Utes have become a major player
Tribe seeks to unlock methane mysteries, harness seeping gas
By Burt Hubbard, Rocky Mountain News (Contact)
Monday, December 10, 2007
Photo by Matt McClain
Jonathan Begay works on a monitoring well on the Southern Ute Indian Reservation in La Plata County. Ute officials are considering converting 12 such wells into production wells and selling the captured gas to heat homes.
Along a ridge south of Soda Springs on the Southern Ute Reservation, a coal- bed fire burns beneath the surface, hot enough to melt the soles of tennis shoes and to register over 1,000 degrees on high-tech thermometers.
Environmental engineers walk among gray patches of concrete that have been poured into crevices and holes as part of the millions of dollars the tribe has spent to study, remediate and extinguish the fire that has burned for decades.

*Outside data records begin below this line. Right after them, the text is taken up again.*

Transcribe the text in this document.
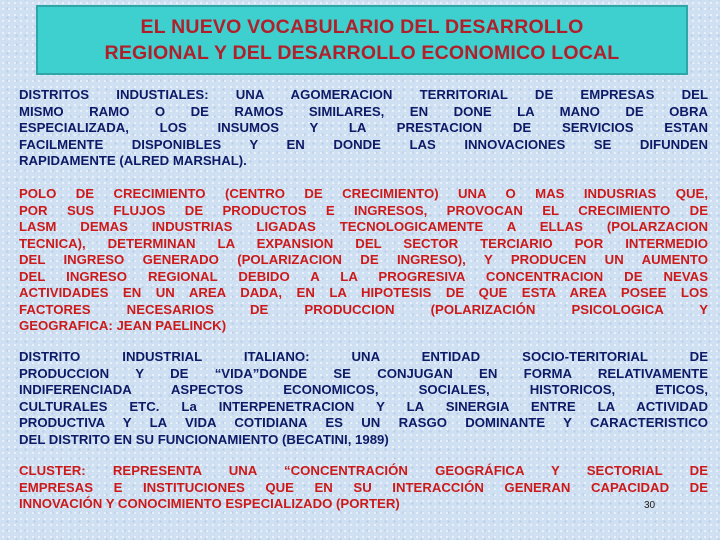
EL NUEVO VOCABULARIO DEL DESARROLLO
REGIONAL Y DEL DESARROLLO ECONOMICO LOCAL
DISTRITOS INDUSTIALES: UNA AGOMERACION TERRITORIAL DE EMPRESAS DEL
MISMO RAMO O DE RAMOS SIMILARES, EN DONE LA MANO DE OBRA
ESPECIALIZADA, LOS INSUMOS Y LA PRESTACION DE SERVICIOS ESTAN
FACILMENTE DISPONIBLES Y EN DONDE LAS INNOVACIONES SE DIFUNDEN
RAPIDAMENTE (ALRED MARSHAL).
POLO DE CRECIMIENTO (CENTRO DE CRECIMIENTO) UNA O MAS INDUSRIAS QUE,
POR SUS FLUJOS DE PRODUCTOS E INGRESOS, PROVOCAN EL CRECIMIENTO DE
LASM DEMAS INDUSTRIAS LIGADAS TECNOLOGICAMENTE A ELLAS (POLARZACION
TECNICA), DETERMINAN LA EXPANSION DEL SECTOR TERCIARIO POR INTERMEDIO
DEL INGRESO GENERADO (POLARIZACION DE INGRESO), Y PRODUCEN UN AUMENTO
DEL INGRESO REGIONAL DEBIDO A LA PROGRESIVA CONCENTRACION DE NEVAS
ACTIVIDADES EN UN AREA DADA, EN LA HIPOTESIS DE QUE ESTA AREA POSEE LOS
FACTORES NECESARIOS DE PRODUCCION (POLARIZACIÓN PSICOLOGICA Y
GEOGRAFICA: JEAN PAELINCK)
DISTRITO INDUSTRIAL ITALIANO: UNA ENTIDAD SOCIO-TERITORIAL DE
PRODUCCION Y DE “VIDA”DONDE SE CONJUGAN EN FORMA RELATIVAMENTE
INDIFERENCIADA ASPECTOS ECONOMICOS, SOCIALES, HISTORICOS, ETICOS,
CULTURALES ETC. La INTERPENETRACION Y LA SINERGIA ENTRE LA ACTIVIDAD
PRODUCTIVA Y LA VIDA COTIDIANA ES UN RASGO DOMINANTE Y CARACTERISTICO
DEL DISTRITO EN SU FUNCIONAMIENTO (BECATINI, 1989)
CLUSTER: REPRESENTA UNA “CONCENTRACIÓN GEOGRÁFICA Y SECTORIAL DE
EMPRESAS E INSTITUCIONES QUE EN SU INTERACCIÓN GENERAN CAPACIDAD DE
INNOVACIÓN Y CONOCIMIENTO ESPECIALIZADO (PORTER)	30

Lower down the ridge, a series of about a dozen wells stretching several miles through the juniper-dotted landscape vent methane gas into the air. Soon, the gas may be harnessed and sold to heat homes in California.

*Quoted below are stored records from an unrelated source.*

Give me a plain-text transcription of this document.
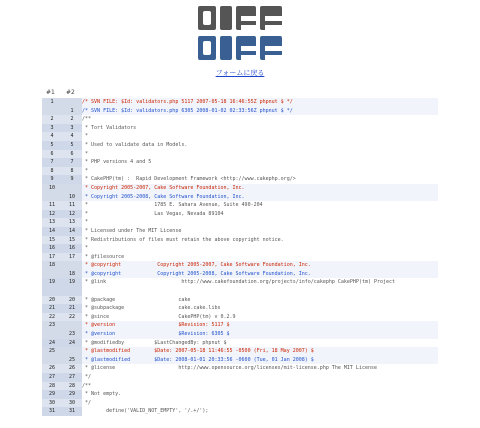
フォームに戻る
#1	#2
1		/* SVN FILE: $Id: validators.php 5117 2007-05-18 16:46:55Z phpnut $ */
	1	/* SVN FILE: $Id: validators.php 6305 2008-01-02 02:33:56Z phpnut $ */
2	2	/**
3	3	* Tort Validators
4	4	*
5	5	* Used to validate data in Models.
6	6	*
7	7	* PHP versions 4 and 5
8	8	*
9	9	* CakePHP(tm) :  Rapid Development Framework <http://www.cakephp.org/>
10		* Copyright 2005-2007, Cake Software Foundation, Inc.
	10	* Copyright 2005-2008, Cake Software Foundation, Inc.
11	11	*                      1785 E. Sahara Avenue, Suite 490-204
12	12	*                      Las Vegas, Nevada 89104
13	13	*
14	14	* Licensed under The MIT License
15	15	* Redistributions of files must retain the above copyright notice.
16	16	*
17	17	* @filesource
18		* @copyright            Copyright 2005-2007, Cake Software Foundation, Inc.
	18	* @copyright            Copyright 2005-2008, Cake Software Foundation, Inc.
19	19	* @link                         http://www.cakefoundation.org/projects/info/cakephp CakePHP(tm) Project
20	20	* @package                     cake
21	21	* @subpackage                  cake.cake.libs
22	22	* @since                       CakePHP(tm) v 0.2.9
23		* @version                     $Revision: 5117 $
	23	* @version                     $Revision: 6305 $
24	24	* @modifiedby          $LastChangedBy: phpnut $
25		* @lastmodified        $Date: 2007-05-18 11:46:55 -0500 (Fri, 18 May 2007) $
	25	* @lastmodified        $Date: 2008-01-01 20:33:56 -0600 (Tue, 01 Jan 2008) $
26	26	* @license                     http://www.opensource.org/licenses/mit-license.php The MIT License
27	27	*/
28	28	/**
29	29	* Not empty.
30	30	*/
31	31	define('VALID_NOT_EMPTY', '/.+/');
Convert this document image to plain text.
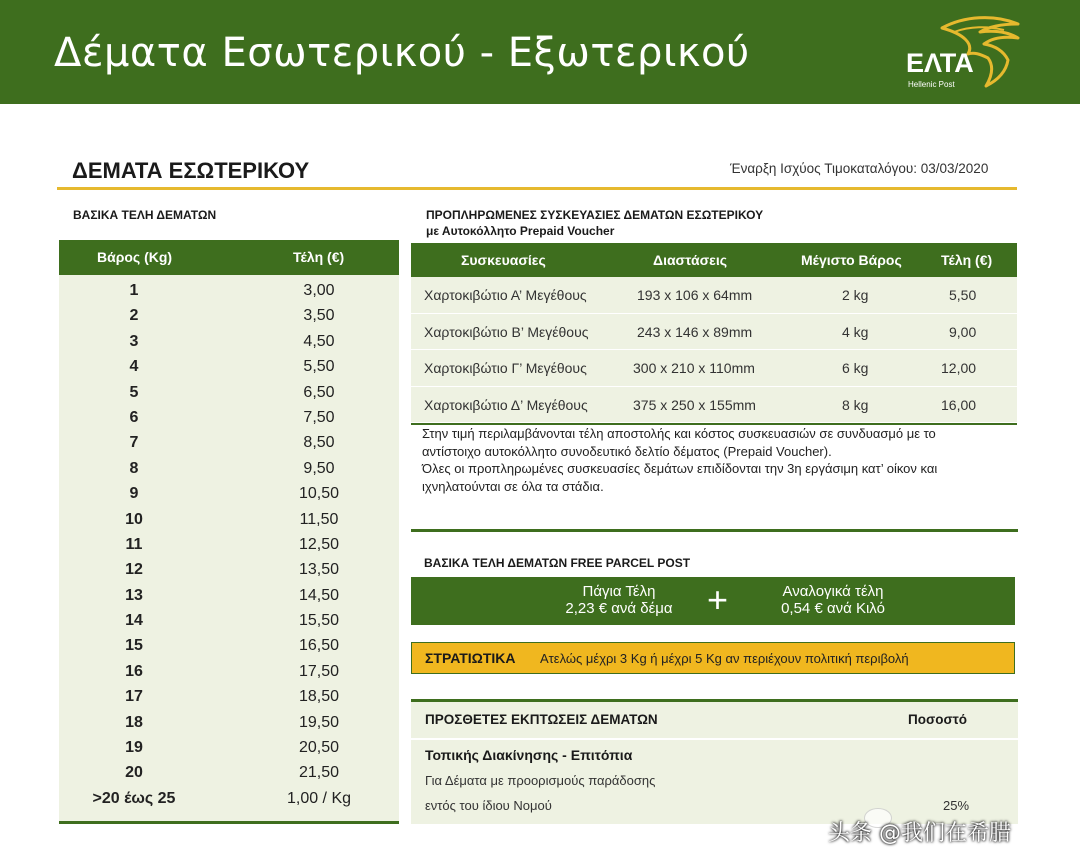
Δέματα Εσωτερικού - Εξωτερικού	ΕΛΤΑ
Hellenic Post
ΔΕΜΑΤΑ ΕΣΩΤΕΡΙΚΟΥ	Έναρξη Ισχύος Τιμοκαταλόγου: 03/03/2020
ΒΑΣΙΚΑ ΤΕΛΗ ΔΕΜΑΤΩΝ
Βάρος (Kg)	Τέλη (€)
1	3,00
2	3,50
3	4,50
4	5,50
5	6,50
6	7,50
7	8,50
8	9,50
9	10,50
10	11,50
11	12,50
12	13,50
13	14,50
14	15,50
15	16,50
16	17,50
17	18,50
18	19,50
19	20,50
20	21,50
>20 έως 25	1,00 / Kg
ΠΡΟΠΛΗΡΩΜΕΝΕΣ ΣΥΣΚΕΥΑΣΙΕΣ ΔΕΜΑΤΩΝ ΕΣΩΤΕΡΙΚΟΥ
με Αυτοκόλλητο Prepaid Voucher
Συσκευασίες	Διαστάσεις	Μέγιστο Βάρος	Τέλη (€)
Χαρτοκιβώτιο Α’ Μεγέθους	193 x 106 x 64mm	2 kg	5,50
Χαρτοκιβώτιο Β’ Μεγέθους	243 x 146 x 89mm	4 kg	9,00
Χαρτοκιβώτιο Γ’ Μεγέθους	300 x 210 x 110mm	6 kg	12,00
Χαρτοκιβώτιο Δ’ Μεγέθους	375 x 250 x 155mm	8 kg	16,00
Στην τιμή περιλαμβάνονται τέλη αποστολής και κόστος συσκευασιών σε συνδυασμό με το
αντίστοιχο αυτοκόλλητο συνοδευτικό δελτίο δέματος (Prepaid Voucher).
Όλες οι προπληρωμένες συσκευασίες δεμάτων επιδίδονται την 3η εργάσιμη κατ’ οίκον και
ιχνηλατούνται σε όλα τα στάδια.
ΒΑΣΙΚΑ ΤΕΛΗ ΔΕΜΑΤΩΝ FREE PARCEL POST
Πάγια Τέλη
2,23 € ανά δέμα +	Αναλογικά τέλη
0,54 € ανά Κιλό
ΣΤΡΑΤΙΩΤΙΚΑ Ατελώς μέχρι 3 Kg ή μέχρι 5 Kg αν περιέχουν πολιτική περιβολή
ΠΡΟΣΘΕΤΕΣ ΕΚΠΤΩΣΕΙΣ ΔΕΜΑΤΩΝ	Ποσοστό
Τοπικής Διακίνησης - Επιτόπια
Για Δέματα με προορισμούς παράδοσης
εντός του ίδιου Νομού	25%
头条 @我们在希腊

The Southern Ute Indian Tribe is methodically unraveling the mystery of the coal-bed methane gas seeps that has so far eluded government and energy company officials in La Plata County.
"The seeps had been there forever," said Bob Zahradnik, operating director of the Southern Ute Indian Tribe Growth Fund. "Our concern was (that we might be) accelerating them because of coal methane gas production, and that's why we've been watching it."

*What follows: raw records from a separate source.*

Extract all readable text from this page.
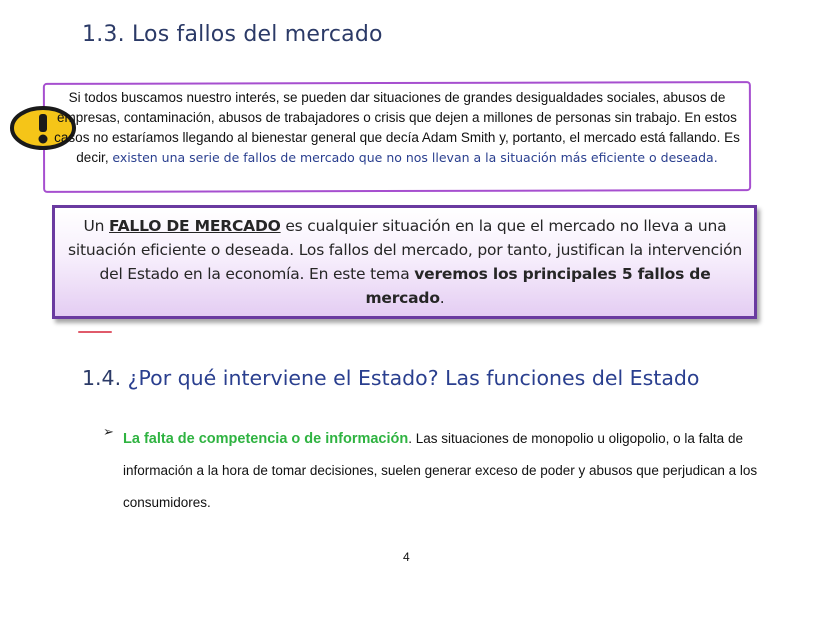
1.3. Los fallos del mercado
Si todos buscamos nuestro interés, se pueden dar situaciones de grandes desigualdades sociales, abusos de empresas, contaminación, abusos de trabajadores o crisis que dejen a millones de personas sin trabajo. En estos casos no estaríamos llegando al bienestar general que decía Adam Smith y, portanto, el mercado está fallando. Es decir, existen una serie de fallos de mercado que no nos llevan a la situación más eficiente o deseada.
Un FALLO DE MERCADO es cualquier situación en la que el mercado no lleva a una situación eficiente o deseada. Los fallos del mercado, por tanto, justifican la intervención del Estado en la economía. En este tema veremos los principales 5 fallos de mercado.
1.4. ¿Por qué interviene el Estado? Las funciones del Estado
➢ La falta de competencia o de información. Las situaciones de monopolio u oligopolio, o la falta de información a la hora de tomar decisiones, suelen generar exceso de poder y abusos que perjudican a los consumidores.
4
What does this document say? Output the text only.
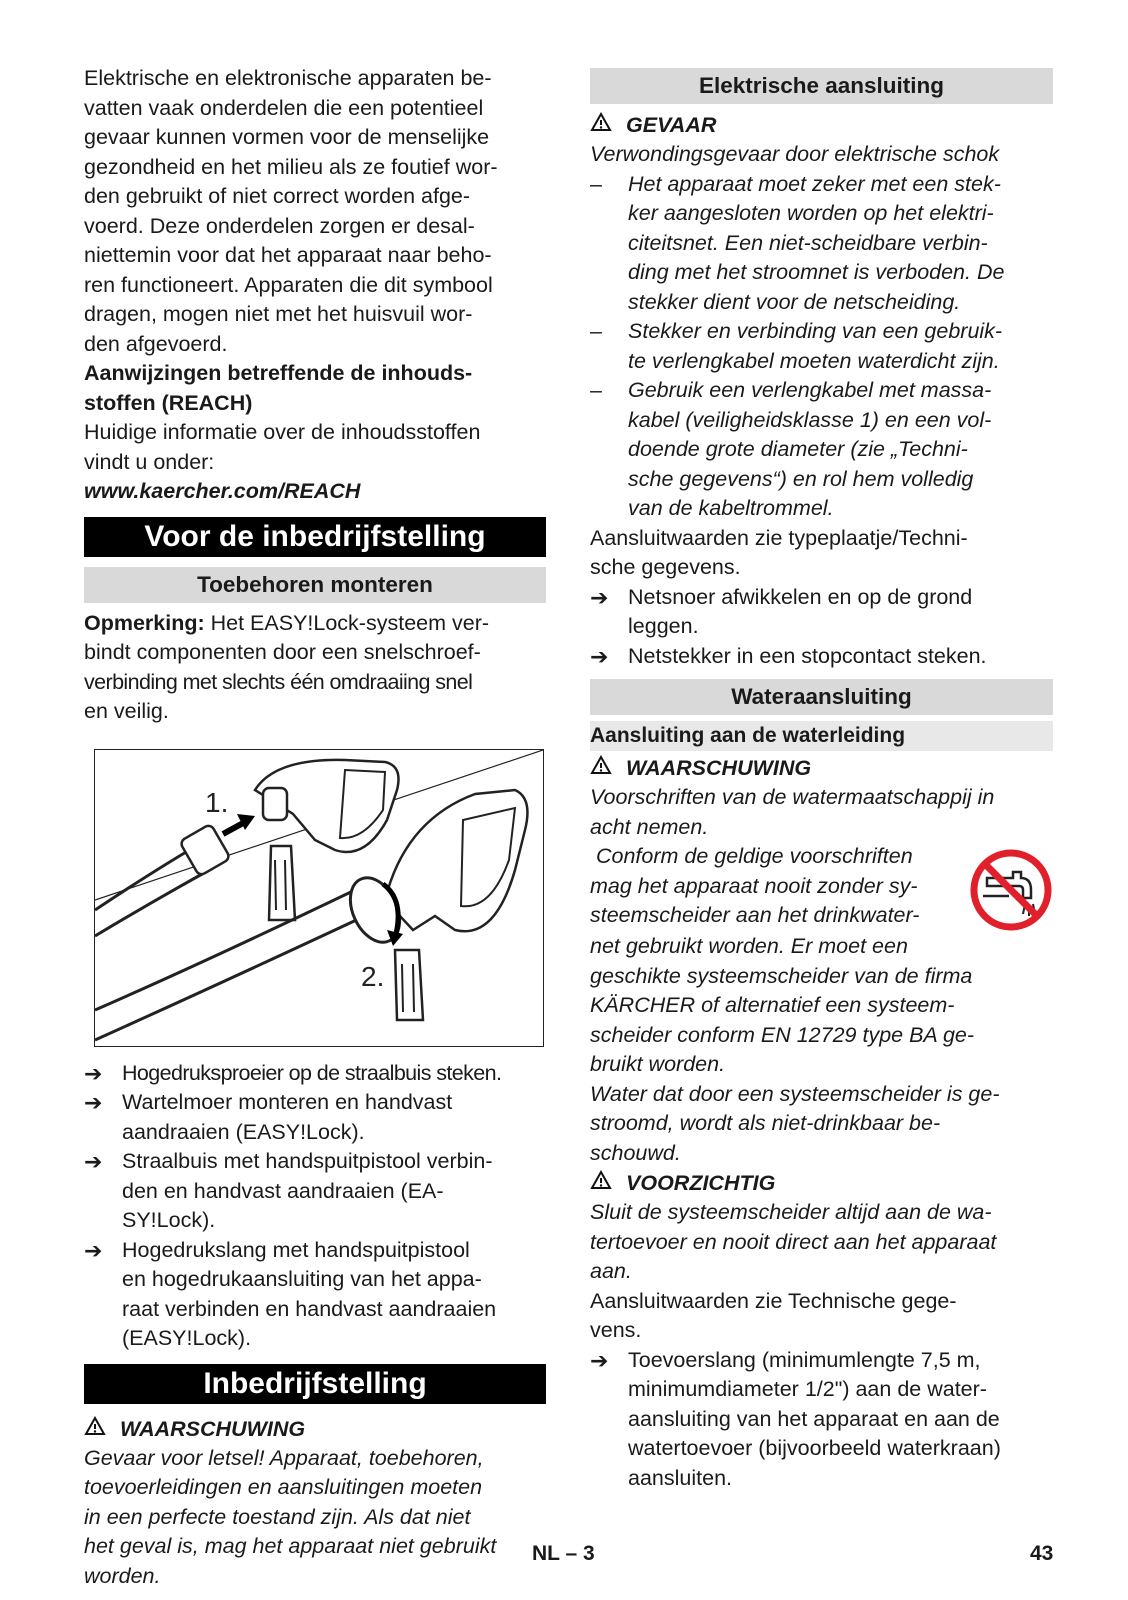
Elektrische en elektronische apparaten be-

vatten vaak onderdelen die een potentieel

gevaar kunnen vormen voor de menselijke

gezondheid en het milieu als ze foutief wor-

den gebruikt of niet correct worden afge-

voerd. Deze onderdelen zorgen er desal-

niettemin voor dat het apparaat naar beho-

ren functioneert. Apparaten die dit symbool

dragen, mogen niet met het huisvuil wor-

den afgevoerd.

Aanwijzingen betreffende de inhouds-

stoffen (REACH)

Huidige informatie over de inhoudsstoffen

vindt u onder:

www.kaercher.com/REACH

Voor de inbedrijfstelling
Toebehoren monteren

Opmerking: Het EASY!Lock-systeem ver-

bindt componenten door een snelschroef-

verbinding met slechts één omdraaiing snel

en veilig.

1.
2.
➔ Hogedruksproeier op de straalbuis steken.

➔ Wartelmoer monteren en handvast

aandraaien (EASY!Lock).

➔ Straalbuis met handspuitpistool verbin-

den en handvast aandraaien (EA-

SY!Lock).

➔ Hogedrukslang met handspuitpistool

en hogedrukaansluiting van het appa-

raat verbinden en handvast aandraaien

(EASY!Lock).

Inbedrijfstelling
WAARSCHUWING

Gevaar voor letsel! Apparaat, toebehoren,

toevoerleidingen en aansluitingen moeten

in een perfecte toestand zijn. Als dat niet

het geval is, mag het apparaat niet gebruikt

worden.

Elektrische aansluiting
GEVAAR

Verwondingsgevaar door elektrische schok

–	Het apparaat moet zeker met een stek-

ker aangesloten worden op het elektri-

citeitsnet. Een niet-scheidbare verbin-

ding met het stroomnet is verboden. De

stekker dient voor de netscheiding.

–	Stekker en verbinding van een gebruik-

te verlengkabel moeten waterdicht zijn.

–	Gebruik een verlengkabel met massa-

kabel (veiligheidsklasse 1) en een vol-

doende grote diameter (zie „Techni-

sche gegevens“) en rol hem volledig

van de kabeltrommel.

Aansluitwaarden zie typeplaatje/Techni-

sche gegevens.

➔ Netsnoer afwikkelen en op de grond

leggen.

➔ Netstekker in een stopcontact steken.

Wateraansluiting
Aansluiting aan de waterleiding
WAARSCHUWING

Voorschriften van de watermaatschappij in

acht nemen.

Conform de geldige voorschriften

mag het apparaat nooit zonder sy-

steemscheider aan het drinkwater-

net gebruikt worden. Er moet een

geschikte systeemscheider van de firma

KÄRCHER of alternatief een systeem-

scheider conform EN 12729 type BA ge-

bruikt worden.

Water dat door een systeemscheider is ge-

stroomd, wordt als niet-drinkbaar be-

schouwd.

VOORZICHTIG

Sluit de systeemscheider altijd aan de wa-

tertoevoer en nooit direct aan het apparaat

aan.

Aansluitwaarden zie Technische gege-

vens.

➔ Toevoerslang (minimumlengte 7,5 m,

minimumdiameter 1/2") aan de water-

aansluiting van het apparaat en aan de

watertoevoer (bijvoorbeeld waterkraan)

aansluiten.

NL – 3	43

The Southern Ute tribe has been a major player in the gas development business since the early 1990s. Their reservation sits on a large pool of coal-bed methane gas in the San Juan Basin.
Between 1949 and 1951, the Bureau of Indian Affairs leased most of the rights to the gas to energy companies, leaving the tribe with little in royalties. But in 1993, after new technology emerged to extract the gas from coal, the tribe began buying back leases and now controls 20 percent of the wells on the reservation.
Since then, its geologists and consultants have developed the most complete picture so far of the impact of gas exploration on the San Juan Basin.
"We have to look at this regionally, whereas operators just look at their acreage," Zahradnik said.
Now, the tribe has set its sights on addressing two environmental problems involving coal beds and the methane gas associated with them.
Gas seeps at the edge of the basin can cause explosions. Tribal officials also have found two large seeps near old coal mines. After analyzing well logs, they believe that increased drilling since the '90s has exacerbated the seeps, Zahradnik said.
In addition, the gas is a contributor to global warming, up to 20 times more damaging than carbon dioxide.
To harness the gas before it seeps from the ground, Zahradnik and other tribal officials will propose to tribal leaders that they convert 12 shallow monitoring wells into production wells. Instead of venting the gas into the atmosphere, the wells would capture it, after which it would be processed and sold in California.
If the plan is approved, the system could be in place by the middle of next year, Zahradnik said.
Government and energy company officials are closely following the tribe's progress in hopes that a similar system can be used to mitigate seeps in the rest of La Plata County.
Since the 1990s, seeps have led one energy company, Amoco, to buy and raze at least a half-dozen homes and prompted the county to put up signs near seeps warning residents of the noxious gas being emitted.
"That is one of the mitigation techniques that we, north of the Ute line, are watching, absolutely," said Christi Zeller, director of the La Plata County Energy Council. "We shall see if their idea works."
Then there is the lingering underground coal fire south of Soda Springs on the southwest part of the reservation, which probably has burned for decades if not longer, Zahradnik said.
Again, the tribe is concerned whether drilling has drawn down the water table, exposing more of the coal to oxygen and thus combustion, he said.
Coal fires have characterized the area for centuries. The mountains overlooking the fire are called Cinder Buttes, named after the fires that helped form the sharp ridges.
The tribe has been trying to extinguish the fire since the mid-1990s, slowing it by pouring special high-temperature concrete into the crevices on the surface.
Zahradnik said the tribe nixed the idea of getting rid of the fire by allowing the coal to be mined.
"The tribe decided the fires had much less environmental impact than a massive strip mine."